The type of ‘bird scaring line' you are required to use depends on the area you fish, the length of your vessel, the superstructure of your vessel, and the type of hook-and-line gear you use (e.g. snap gear). See Table 20 and the actual regulations at 50 CFR Part 679.24(e)(2) for your specific requirements.
- Larger vessels [greater than 55 ft (16.8 m) length overall (LOA)] in the EEZ must use paired streamer lines of a specified performance and material standard.

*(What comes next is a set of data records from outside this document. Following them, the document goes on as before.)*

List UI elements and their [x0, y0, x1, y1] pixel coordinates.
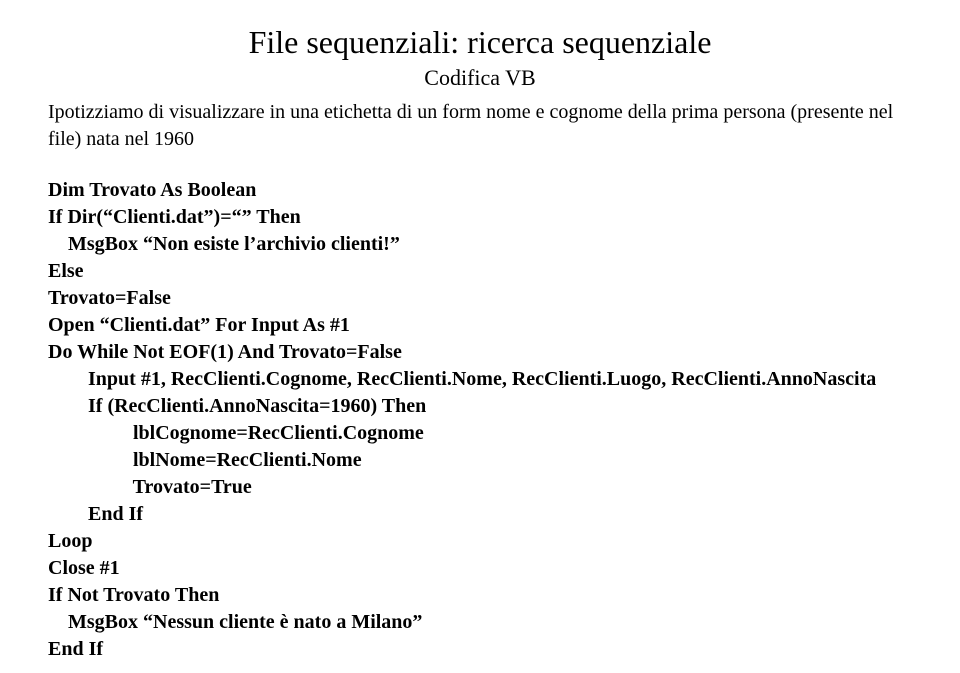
- code-line: Trovato=False: [48, 287, 171, 309]
- code-line: Else: [48, 260, 84, 282]
- code-line: If (RecClienti.AnnoNascita=1960) Then: [48, 395, 426, 417]
- code-line: Loop: [48, 530, 92, 552]
- code-line: lblNome=RecClienti.Nome: [48, 449, 362, 471]
- code-line: End If: [48, 638, 103, 660]
- code-line: If Not Trovato Then: [48, 584, 219, 606]
- slide-subtitle: Codifica VB: [48, 65, 912, 91]
- code-line: Do While Not EOF(1) And Trovato=False: [48, 341, 402, 363]
- code-line: Dim Trovato As Boolean: [48, 179, 256, 201]
- intro-paragraph: Ipotizziamo di visualizzare in una etich…: [48, 99, 912, 153]
- code-line: Close #1: [48, 557, 120, 579]
- code-line: Trovato=True: [48, 476, 252, 498]
- slide-title: File sequenziali: ricerca sequenziale: [48, 24, 912, 61]
- code-line: MsgBox “Non esiste l’archivio clienti!”: [48, 233, 400, 255]
- code-line: Input #1, RecClienti.Cognome, RecClienti…: [48, 368, 876, 390]
- code-line: End If: [48, 503, 143, 525]
- code-block: Dim Trovato As Boolean If Dir(“Clienti.d…: [48, 177, 912, 663]
- code-line: lblCognome=RecClienti.Cognome: [48, 422, 424, 444]
- code-line: MsgBox “Nessun cliente è nato a Milano”: [48, 611, 422, 633]
- code-line: If Dir(“Clienti.dat”)=“” Then: [48, 206, 301, 228]
- code-line: Open “Clienti.dat” For Input As #1: [48, 314, 350, 336]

- Smaller vessels [greater than 26 ft (7.9 m) LOA and less than or equal to 55 ft LOA] must use a single streamer line or, in limited instances, a buoy bag line. Required performance and material standards are now specified for smaller vessels.
- See Table 20 of Part 679
Is ‘Night-Setting' an Option as a Seabird Avoidance Measure?
No. Night-setting, the use of a line shooter, or the use of a lining tube (for underwater setting of gear) must be accompanied by the applicable seabird avoidance gear requirements as specified in the regulation.
Are Free Streamer Lines Still Available?
Yes. See the free Streamer Line web page for the nearest Streamer Line distribution center.
What Do I Do if I Accidentally Hook Birds While Hauling Gear and They Come Onboard Alive?
The new regulations continue to require that every reasonable effort be made to ensure that birds brought on board alive are released alive. The U.S. Fish & Wildlife Service (USFWS) says that these live birds should be released on site if they meet ALL of the following criteria:
- Bird can stand and walk using both feet.
- Bird can flap both wings and there is no apparent wing droop.
- Bird is alert, active, holds its head up and reacts to stimuli.
- Bird is not bleeding freely.
- Wing and tail feathers have not been lost and are in good condition.
- Bird is waterproof (water beads up on feathers).
If the bird does not meet all of these criteria, then see Appendix 2 of the USFWS Biological Opinion on the Effects of the Total Allowable Catch-Setting Process for the Gulf of Alaska and Bering Sea/Aleutian Islands Groundfish Fisheries to the Endangered Short-tailed Albatross (Phoebastria albatrus) and Threatened Steller's Eider (Polysticta stelleri), September 2003, for details on how to care for the bird.
When Are the New Regulations Effective?
- Regulations: Seabird Avoidance Gear and Methods
- Incidental Take Limit Established
- USFWS's Encounter Form: for the Short-tailed Albatross
- Free Streamer Lines
- Streamer Line Schematic (external link)
- Seabird Bycatch Mitigation Fact Sheets from ACAP (Agreement on the Conservation of Albatrosses and Petrels)
- Off the Hook: A Video for Longline Fishermen (external link)
- StopRats.org: Rats aren't good on your boat or on seabird colonies! (external link)
- Seabird Bycatch Estimates by Species Groups
- The Short-tailed Albatross
- Seabird/Fishery News
- Additional Seabird Websites
The Small Business Regulatory Enforcement Fairness Act requires agencies to publish one or more Small Entity Compliance Guides for each rule or group of related rules for which the agency prepares a Final Regulatory Flexibility Analysis. The Small Entity Compliance Guide is to be written in plain language and explain the actions a small entity must take to comply with the rule or group of rules. NMFS has prepared this webpage, "Seabird Bycatch Information for Alaska Fishermen" as a Small Entity Compliance Guide for the seabird avoidance measures. For the exact regulatory language, refer to Title 50 of the Code of Federal Regulations part 679.24(e).